Working with this book of remembrance, a special participatory event took place on September 19, 2022, in Weimar, which commemorated all of the people in Thuringia who died from anti-Semitic persecution and executions. On Stéphane-Hessel-Platz in front of the massive building of the former National Socialist Gauforum, their names were written on the pavement in white chalk. Previously the names of those deported and murdered were written on the ground at the main rail station in Erfurt, on Marktplatz in Meiningen, and on Johannisplatz in Gera.
In Weimar, all the names were photographed individually with a 16mm camera, and a film is being produced to document all 2,261 names. The entire writing event was streamed online.

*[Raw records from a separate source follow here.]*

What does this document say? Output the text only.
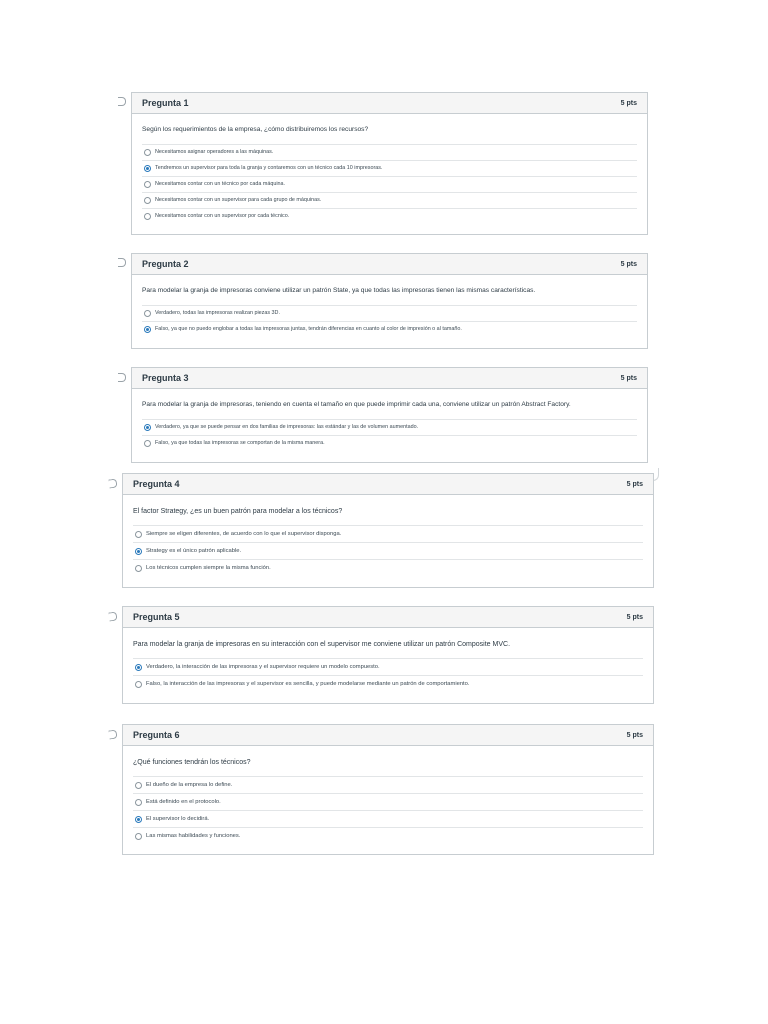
Pregunta 1	5 pts
Según los requerimientos de la empresa, ¿cómo distribuiremos los recursos?
Necesitamos asignar operadores a las máquinas.
Tendremos un supervisor para toda la granja y contaremos con un técnico cada 10 impresoras.
Necesitamos contar con un técnico por cada máquina.
Necesitamos contar con un supervisor para cada grupo de máquinas.
Necesitamos contar con un supervisor por cada técnico.
Pregunta 2	5 pts
Para modelar la granja de impresoras conviene utilizar un patrón State, ya que todas las impresoras tienen las mismas características.
Verdadero, todas las impresoras realizan piezas 3D.
Falso, ya que no puedo englobar a todas las impresoras juntas, tendrán diferencias en cuanto al color de impresión o al tamaño.
Pregunta 3	5 pts
Para modelar la granja de impresoras, teniendo en cuenta el tamaño en que puede imprimir cada una, conviene utilizar un patrón Abstract Factory.
Verdadero, ya que se puede pensar en dos familias de impresoras: las estándar y las de volumen aumentado.
Falso, ya que todas las impresoras se comportan de la misma manera.
Pregunta 4	5 pts
El factor Strategy, ¿es un buen patrón para modelar a los técnicos?
Siempre se eligen diferentes, de acuerdo con lo que el supervisor disponga.
Strategy es el único patrón aplicable.
Los técnicos cumplen siempre la misma función.
Pregunta 5	5 pts
Para modelar la granja de impresoras en su interacción con el supervisor me conviene utilizar un patrón Composite MVC.
Verdadero, la interacción de las impresoras y el supervisor requiere un modelo compuesto.
Falso, la interacción de las impresoras y el supervisor es sencilla, y puede modelarse mediante un patrón de comportamiento.
Pregunta 6	5 pts
¿Qué funciones tendrán los técnicos?
El dueño de la empresa lo define.
Está definido en el protocolo.
El supervisor lo decidirá.
Las mismas habilidades y funciones.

Various initiatives and institutions were present, providing additional activities and information; they included ACHAVA Festspiele Thüringen, Bürgerbündnis gegen Rechtsextremismus Weimar, Initiative Gedenkweg Buchenwaldbahn, and Klassik Stiftung Weimar.
The online book of remembrance and "Schreiben gegen das Vergessen" were made possible as part of a cooperative project of Erinnerungsortes Topf & Söhne, the Buchenwald and Mittelbau-Dora Memorials Foundation, Thüringer Universitäts- und Landesbibliothek, Landeszentrale für politische Bildung, and the artist Margarete Rabow. It was sponsored by the Thuringian Ministry for Education, Youth, and Sports as part of the "Denk Bunt," the Thuringian State Programme for Democracy, Tolerance, and Open-mindedness.